A few parameters in the code above should be tuned by the user. First, a delta parameter which is used to calculate the upper and lower bound. The larger this parameter, the further away from the mean the drifting points need to be to be classified as drift. Moreover, a window parameter which restricts the number of days in which drifting points can be detected to a limited time window. This parameter ensures that the drifting points are close enough, for if they are too far apart, they are noise and not drift. A larger window reduces false negatives at the expense of an increased risk of false positives. Lastly, the minPoints parameter refers to the number of data points that should fall outside the upper and lower bound for drift to be detected. The larger the value, the lower the risk of capturing false positives. Since there is a tradeoff between accuracy and false alarms when tuning these parameters, experimenting with different values is encouraged to find ones that fit the use case and the user’s risk tolerance.

To put SPC to the test, a random forest regressor model was trained to predict sales quantities from August 2018 onwards for the same time series we saw earlier. The algorithm detects drift if, in a window of 30 days, 10 days are beyond the upper or lower bound. Drift was indeed detected when it started occurring in July 2020 as can be seen below. Also, the preceding spikes were not detected, as they should be given that they are noise - this is ensured by tuning the minPonts parameter.

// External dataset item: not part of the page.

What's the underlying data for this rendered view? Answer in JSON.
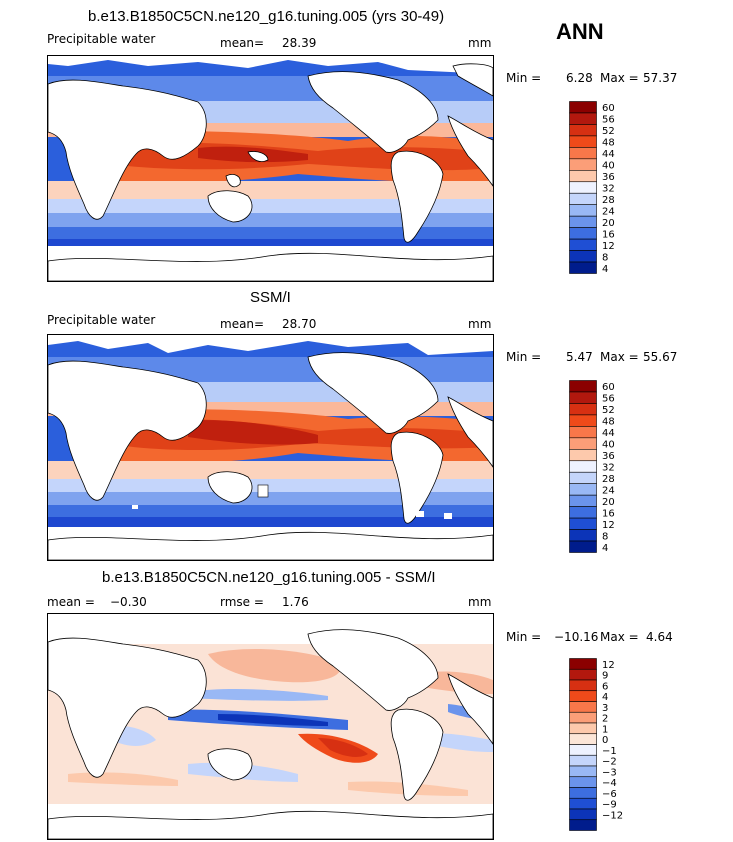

In practice, the mean and standard deviation of the test set should be used as a baseline to which residuals of a deployed model are compared. This is recommended as one would like to discover whether a model’s performance has changed in comparison to what it was tested on during development.

Process Control Chart

 

Conclusion

We uncovered what drift is and why it is problematic. We also discussed different rates at which drift could occur and demonstrated how a model's performance can be tracked using SPC. If interested in further resources, the reader is referred to the following Github repository for the full code along with other drift detection algorithms: https://github.com/ChidiRnweke/thesis. This repository is part of the writers’ master’s thesis project titled “Impact of Concept Drift on Predictive Performance in Time Series Forecasting” in collaboration with element61.